The Englishman, who was playing only his second year on the European Seniors Tour, completed the double at Constance Belle Mare Plage with a closing three-under par 69 to finish ahead of defending champion David Frost and Spaniard Miguel Angel Martin.
"Halfway through the round, I knew I had won the Order of Merit, so I had refocus a little bit,” - Wesselingh
The win also completed a dramatic rise for Wesselingh, who has went from being a long time club pro to European Senior Tour No.1.
“It feels incredible,” said Wesselingh. “To do it in the way I have dont it, by winning the tournament and playing alongside Colin Montgomerie, winner of eight European Tour Order of Merits and a big hero of mine, is very special.
“It feels like it was meant to be. I feel incredibly honoured and delighted. It's hard to believe what I have done this year, really. To win four times and to win the Order of Merit is an incredible achievement.”

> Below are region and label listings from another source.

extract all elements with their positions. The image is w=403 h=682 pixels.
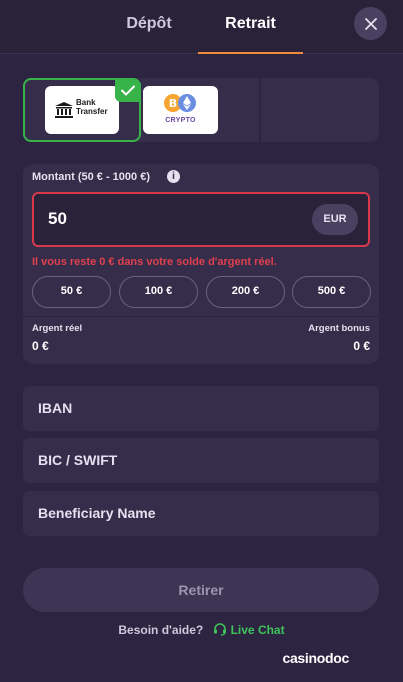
headset-icon: [213, 623, 226, 636]
bonus-money-value: 0 €: [353, 339, 370, 353]
currency-selector[interactable]: EUR: [312, 204, 358, 235]
amount-input[interactable]: 50 EUR: [32, 192, 370, 247]
help-row: Besoin d'aide? Live Chat: [0, 622, 403, 637]
bank-transfer-logo: Bank Transfer: [45, 86, 119, 134]
method-crypto[interactable]: B CRYPTO: [141, 78, 259, 142]
beneficiary-name-field[interactable]: Beneficiary Name: [23, 491, 379, 536]
tab-withdraw[interactable]: Retrait: [198, 0, 303, 54]
real-money-label: Argent réel: [32, 323, 83, 334]
withdraw-button[interactable]: Retirer: [23, 568, 379, 612]
bank-building-icon: [55, 102, 73, 118]
real-money-value: 0 €: [32, 339, 49, 353]
tab-deposit[interactable]: Dépôt: [100, 0, 198, 54]
top-bar: Dépôt Retrait: [0, 0, 403, 54]
preset-100-button[interactable]: 100 €: [119, 276, 198, 308]
balance-divider: [23, 316, 379, 317]
check-icon: [121, 85, 135, 96]
preset-200-button[interactable]: 200 €: [206, 276, 285, 308]
close-icon: [364, 17, 377, 30]
preset-500-button[interactable]: 500 €: [292, 276, 371, 308]
casinodoc-watermark: casinodoc: [282, 650, 349, 666]
live-chat-label: Live Chat: [230, 623, 285, 637]
balance-error-message: Il vous reste 0 € dans votre solde d'arg…: [32, 256, 277, 268]
method-bank-transfer[interactable]: Bank Transfer: [23, 78, 141, 142]
close-button[interactable]: [354, 7, 387, 40]
bonus-money-label: Argent bonus: [308, 323, 370, 334]
preset-50-button[interactable]: 50 €: [32, 276, 111, 308]
crypto-logo: B CRYPTO: [143, 86, 218, 134]
bank-transfer-text: Bank Transfer: [76, 98, 108, 116]
crypto-label: CRYPTO: [165, 117, 196, 124]
method-empty-slot: [259, 78, 379, 142]
help-question: Besoin d'aide?: [118, 623, 204, 637]
amount-panel: Montant (50 € - 1000 €) i 50 EUR Il vous…: [23, 164, 379, 364]
bitcoin-ethereum-icon: B: [164, 94, 196, 112]
payment-methods: Bank Transfer B CRYPTO: [23, 78, 379, 142]
amount-label: Montant (50 € - 1000 €): [32, 171, 150, 183]
bic-swift-field[interactable]: BIC / SWIFT: [23, 438, 379, 483]
svg-text:B: B: [169, 97, 177, 110]
info-icon[interactable]: i: [167, 170, 180, 183]
selected-check-badge: [115, 78, 141, 102]
iban-field[interactable]: IBAN: [23, 386, 379, 431]
live-chat-link[interactable]: Live Chat: [213, 623, 285, 637]
amount-value: 50: [48, 209, 67, 228]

Wesselingh, who uses John Letters clubs, had a lead of €47,936 in the Order of Merit over his nearest challenger Steen Tinning heading into the season finale, meaning Tinning needed to win the title to have any chance of claiming the John Jacobs trophy. He eventually finished in a tie for 20th place.
“Halfway through the round, I knew I had won the Order of Merit, so I had refocus a little bit,” added Wesselingh. “I wanted to win the Order of Merit first and foremost, but then I had this big lead and it is just a dream come true the way it has all happened this week.”
John Letters delighted for Wesselingh
“What a great year for Paul, we are thrilled for him as to achieve this success is fantastic,” said Simon Corp, John Letters brand manager. “He deserves all the plaudits as I know how hard he works on his game and fitness. He constantly challenges our tour technicians and works with them closely to keep striving to improve the equipment.